Como podemos verificar, na investigação acerca das PCF em Portugal, observa-se um aumento progressivo de compreensão e assimilação dos princípios e práticas da abordagem centrada na família e o nosso estudo vai ao encontro da investigação mais recente, tendo em conta que os profissionais de IP a trabalhar nas ELI de dois distritos portugueses apresentam uma frequência elevada de comportamentos centrados na família. Esta frequência elevada pode estar relacionada com o mais recente enquadramento legal da IP em Portugal (Decreto-Lei 281/2009). Efetivamente, o presente estudo foi realizado após a publicação desta legislação (e após a sua operacionalização, em 2011), na qual estão perfeitamente definidos aspetos concordantes com as práticas recomendadas relativamente à organização e prestação de apoios em IP, nomeadamente: o enfoque na família para além da criança e pela ação coordenada dos três ministérios com o envolvimento das famílias e da comunidade. Assim, a operacionalização da lei pode ter implicado alterações nos papéis desempenhados pelos profissionais, tendo existido a necessidade de estes adotarem novos valores, cultura de práticas e de desenvolverem novas competências e papéis no apoio às famílias.

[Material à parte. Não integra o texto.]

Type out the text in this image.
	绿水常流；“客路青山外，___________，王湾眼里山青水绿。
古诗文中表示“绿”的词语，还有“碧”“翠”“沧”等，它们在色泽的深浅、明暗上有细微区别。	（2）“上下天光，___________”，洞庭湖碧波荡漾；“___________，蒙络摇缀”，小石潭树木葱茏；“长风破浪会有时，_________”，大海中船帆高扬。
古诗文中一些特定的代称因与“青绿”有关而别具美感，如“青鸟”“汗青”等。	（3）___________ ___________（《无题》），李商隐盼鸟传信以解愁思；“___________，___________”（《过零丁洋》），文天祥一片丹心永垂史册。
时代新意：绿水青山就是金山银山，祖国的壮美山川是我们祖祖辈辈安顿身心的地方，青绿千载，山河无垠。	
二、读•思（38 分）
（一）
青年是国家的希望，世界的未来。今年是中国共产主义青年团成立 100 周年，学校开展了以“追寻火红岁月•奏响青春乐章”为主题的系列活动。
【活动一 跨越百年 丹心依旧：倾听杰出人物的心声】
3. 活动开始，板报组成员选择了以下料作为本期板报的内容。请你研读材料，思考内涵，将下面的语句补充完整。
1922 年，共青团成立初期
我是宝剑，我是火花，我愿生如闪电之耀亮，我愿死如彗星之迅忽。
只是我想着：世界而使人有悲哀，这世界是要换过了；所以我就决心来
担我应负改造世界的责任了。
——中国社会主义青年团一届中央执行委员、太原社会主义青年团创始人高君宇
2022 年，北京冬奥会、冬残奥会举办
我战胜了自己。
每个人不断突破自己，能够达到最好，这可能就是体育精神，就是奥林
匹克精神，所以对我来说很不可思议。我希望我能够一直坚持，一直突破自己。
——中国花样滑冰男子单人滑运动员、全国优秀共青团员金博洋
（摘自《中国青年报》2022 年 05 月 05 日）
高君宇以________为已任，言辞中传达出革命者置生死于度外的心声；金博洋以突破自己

Segundo a investigação mais recente, as práticas participativas, comparativamente com as práticas relacionais, estão mais fortemente relacionadas com mais benefícios (exemplos: controlo sobre os eventos de vida, comportamento da criança, bem-estar da família e competências parentais).

Aqui, chamamos a atenção para os itens da EPCF menos selecionados pelas famílias neste estudo, que estão relacionados com:

- o apoio à família no sentido de esta se tornar mais autónoma para conseguir os recursos e apoios que deseja (Item 8. “Ajuda-me a ser parte ativa para conseguir os

recursos e apoios desejados”);

- a sensibilidade e a flexibilidade do profissional face a situações de mudança nas circunstâncias de vida da família (Item 7. “Trabalha comigo e com a minha família de

forma flexível e recetiva” e Item 10. “É flexível quando a situação da minha família muda”)

15. “Ajuda-me a mim e à minha família a alcançar os nossos objetivos e prioridades para

o(s) meu(s) filho(s)”) e Item 16. “Ajuda-me a aprender coisas nas que tenho interesse”).

Estes resultados sugerem a existência de alguma dificuldade por parte dos profissionais das ELI (incluídas no nosso estudo), especificamente, ao nível da assimilação das práticas participativas. De salientar que, as frequências de práticas participativas são elevadas, mas não tanto como as frequências das práticas relacionais. A dificuldade na apropriação de determinadas práticas pode estar relacionada com a escassez de formação dos profissionais ao nível do enquadramento dos serviços/apoios no âmbito das PCF. De facto, as práticas participativas, muito mais do que as relacionais, impõem aos profissionais a exigência de adquirir e reaprender novos valores, conhecimentos e competências, e abandonar o papel decisores no processo de apoio, papel este construído, na maioria das vezes, ainda durante a formação inicial.

Face ao que foi exposto, parece-nos que, no âmbito das PCF, este estudo contribuiu para a sistematização de dados sobre o tipo de práticas que efetivamente são utilizadas pelos diferentes profissionais nas ELI e para uma melhor compreensão da complexidade da operacionalização da abordagem centrada na família. Consideramos ainda que a pertinência destes dados deve servir para uma reflexão alargada nas ELI e a nível nacional, nomeadamente no que se refere à forma como as práticas relacionais e participativas estão a ser operacionalizadas e em que medida esse processo poderá ser melhorado.